Sebagai seorang seniman, Huang Renjun adalah individu yang brilian.
Dari kunjungan-kunjungannya ke Arena, Renjun cukup sering berpetualang hingga mengenal bangunan itu sebaik dia mengenal sekolah. Gambar buatannya tidak hanya indah, tapi juga mencakup detail-detail yang dilupakan si kembar, termasuk sudut-sudut gelap yang tak lolos pengamatan. Cetak biru putihnya mengagumkan.
Namun, sebagai seorang pengemudi, dia masih sosok yang rentan gugup yang sama. Renjun mengaku itu berhubungan dengan fakta bahwa dia tak mengantongi surat izin. Mark tidak percaya.
Mark-lah yang mengizinkan Renjun menyetir, karena dia menginginkannya dan agar dia punya sesuatu untuk dilakukan. Renjun gelisah一orang yang rabun parah pun bisa melihatnya. Dia terus-menerus menatap Arena, mencari sinyal yang tak tampak一belum tampak一seperti korban kapal karam mencari sekoci penyelamat. "Mereka terlalu lama."

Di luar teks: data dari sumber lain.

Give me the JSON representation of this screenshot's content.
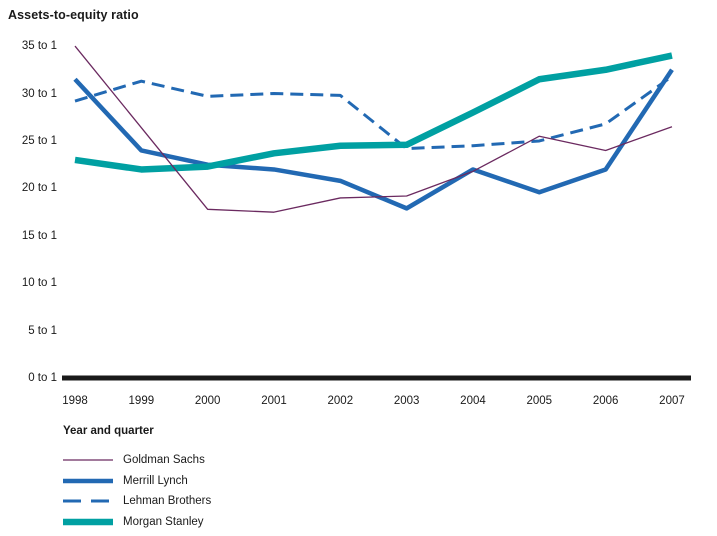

Tingkahnya mengingatkan Mark pada ayahnya yang berulang-ulang mengecek jam tangan saat terlambat mengajar, meski krisis yang menanti Mark sedikit lebih menantang. "Rileks, baru beberapa menit."
Renjun memainkan pengaman Glock-nya. Kegelisahan mempengaruhi saraf-sarafnya dan menyebabkannya susah diam. "Aku harus bilang apa? Ini bukan perbandingan yang adil. Enam lawan 18? Nah, itu baru timpang."
"Takut?"
"Cemas." Ralatnya, agak tersinggung. Renjun memberi Mark tatapan yang akan membuat Mark retak jika saja dia patung dari kaca.
Posisinya berkebalikan sekarang; Jisung duduk tenang di kursi baris kedua, Renjun tersiksa kegusarannya. Bila situasinya berbeda, Mark dan Jisung akan dikira sedang jalan-jalan menikmati pemandangan. Hanya Mark yang tahu seberapa dahsyat badai yang berkecamuk di benaknya. "Ada Jeno di sana. Jeno bakal jaga dan ngarahin Jaemin dan Ryujin." Yang Mark khawatirkan justru Jeno tak menjaga dirinya sendiri. Jeno punya kecenderungan suka membantu orang lain dan kadang lupa dia pun butuh bantuan.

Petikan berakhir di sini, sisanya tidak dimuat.